Lastly, Rajagopal mentioned a more grassroots form of aid through a woman named Bracha Kappach, an Israelite woman who has worked towards poverty reduction efforts in Israel for the past 40 years. She operates on a small scale and opens her home to anybody who needs food or other financial assistance.
With this increasing awareness of Israel’s precarious situation, the government is working to increase the employment rate and make changes to the existing welfare program so that laborers can find jobs. Rajagopal’s insight into how the Israeli government can properly address poverty also includes involving multiethnic Jews in the conversation, because others often forget and villainize them when it comes to their portrayal in the media. “In fitting needs, there are ways to do it in which alienation wouldn’t be the forefront,” Rajagopal says. She believes that incorporating religious efforts will provide unity and highlight more poverty reduction efforts.

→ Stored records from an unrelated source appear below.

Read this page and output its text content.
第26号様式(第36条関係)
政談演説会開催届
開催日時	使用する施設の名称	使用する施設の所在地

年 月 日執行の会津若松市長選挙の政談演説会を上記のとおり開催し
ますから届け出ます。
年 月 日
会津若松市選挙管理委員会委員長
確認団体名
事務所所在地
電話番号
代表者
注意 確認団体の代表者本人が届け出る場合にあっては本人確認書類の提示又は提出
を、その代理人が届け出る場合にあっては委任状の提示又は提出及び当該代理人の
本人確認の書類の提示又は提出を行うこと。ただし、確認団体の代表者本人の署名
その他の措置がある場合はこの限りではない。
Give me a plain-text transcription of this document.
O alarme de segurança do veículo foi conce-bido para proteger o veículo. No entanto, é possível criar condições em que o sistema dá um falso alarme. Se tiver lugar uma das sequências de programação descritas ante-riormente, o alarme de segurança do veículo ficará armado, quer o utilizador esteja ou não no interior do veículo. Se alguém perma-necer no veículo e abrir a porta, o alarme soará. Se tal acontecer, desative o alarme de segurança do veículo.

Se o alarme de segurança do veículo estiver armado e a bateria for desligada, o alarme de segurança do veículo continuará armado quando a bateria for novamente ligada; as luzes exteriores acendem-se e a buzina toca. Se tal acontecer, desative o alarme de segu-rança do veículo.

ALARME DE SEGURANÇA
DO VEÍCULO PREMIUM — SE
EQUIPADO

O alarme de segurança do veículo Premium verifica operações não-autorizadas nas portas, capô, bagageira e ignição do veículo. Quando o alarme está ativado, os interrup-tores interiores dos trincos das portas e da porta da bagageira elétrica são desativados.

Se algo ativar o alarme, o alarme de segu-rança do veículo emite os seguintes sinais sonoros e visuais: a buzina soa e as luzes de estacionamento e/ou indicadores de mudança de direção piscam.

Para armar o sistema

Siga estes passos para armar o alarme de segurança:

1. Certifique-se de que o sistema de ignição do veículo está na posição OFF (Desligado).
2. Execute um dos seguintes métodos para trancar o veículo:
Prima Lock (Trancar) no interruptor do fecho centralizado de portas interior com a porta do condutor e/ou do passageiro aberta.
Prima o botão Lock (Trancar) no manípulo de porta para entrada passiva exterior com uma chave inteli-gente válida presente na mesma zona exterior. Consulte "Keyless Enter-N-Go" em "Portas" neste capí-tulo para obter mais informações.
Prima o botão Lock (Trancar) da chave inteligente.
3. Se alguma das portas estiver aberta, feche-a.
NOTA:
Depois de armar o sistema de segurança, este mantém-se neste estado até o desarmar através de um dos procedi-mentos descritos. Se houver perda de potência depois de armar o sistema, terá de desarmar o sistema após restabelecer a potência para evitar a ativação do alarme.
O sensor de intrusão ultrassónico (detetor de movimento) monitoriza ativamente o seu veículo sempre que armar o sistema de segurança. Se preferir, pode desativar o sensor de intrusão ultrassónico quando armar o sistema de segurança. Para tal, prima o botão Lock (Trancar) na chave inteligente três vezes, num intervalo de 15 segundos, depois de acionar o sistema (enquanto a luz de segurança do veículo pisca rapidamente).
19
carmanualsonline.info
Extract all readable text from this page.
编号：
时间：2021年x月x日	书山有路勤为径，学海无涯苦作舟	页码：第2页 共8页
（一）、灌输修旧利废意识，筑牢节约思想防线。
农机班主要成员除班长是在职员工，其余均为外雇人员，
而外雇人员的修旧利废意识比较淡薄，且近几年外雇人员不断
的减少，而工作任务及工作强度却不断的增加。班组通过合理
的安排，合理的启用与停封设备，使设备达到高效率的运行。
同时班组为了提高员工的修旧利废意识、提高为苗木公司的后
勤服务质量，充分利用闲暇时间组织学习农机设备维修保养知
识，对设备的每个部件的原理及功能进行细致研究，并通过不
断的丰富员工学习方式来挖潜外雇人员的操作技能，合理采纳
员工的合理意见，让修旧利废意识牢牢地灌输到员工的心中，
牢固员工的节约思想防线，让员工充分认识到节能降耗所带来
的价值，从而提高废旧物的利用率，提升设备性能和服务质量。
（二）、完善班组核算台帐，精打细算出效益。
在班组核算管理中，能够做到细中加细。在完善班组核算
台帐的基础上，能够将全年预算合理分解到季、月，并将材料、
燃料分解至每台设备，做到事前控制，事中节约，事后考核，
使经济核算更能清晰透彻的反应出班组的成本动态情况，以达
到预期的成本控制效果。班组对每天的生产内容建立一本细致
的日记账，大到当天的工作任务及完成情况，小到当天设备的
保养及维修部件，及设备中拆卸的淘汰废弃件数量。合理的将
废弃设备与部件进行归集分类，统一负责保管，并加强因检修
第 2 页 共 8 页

Israel remains entangled in a conflict with Palestine, which has shifted the focus away from poverty reduction for the time being. As such, organizations and grassroots movements like Haverim and Latet, and the work of individuals such as Kappach are primarily focusing on redirecting efforts towards helping the poor, and are especially important for providing essential aid and supplies for the most vulnerable parts of the population. These efforts in Israel prove that targeted aid and addressing the sociopolitical and religious identities of the Israeli and Jewish populations are essential to mitigating poverty in Israel in the long run.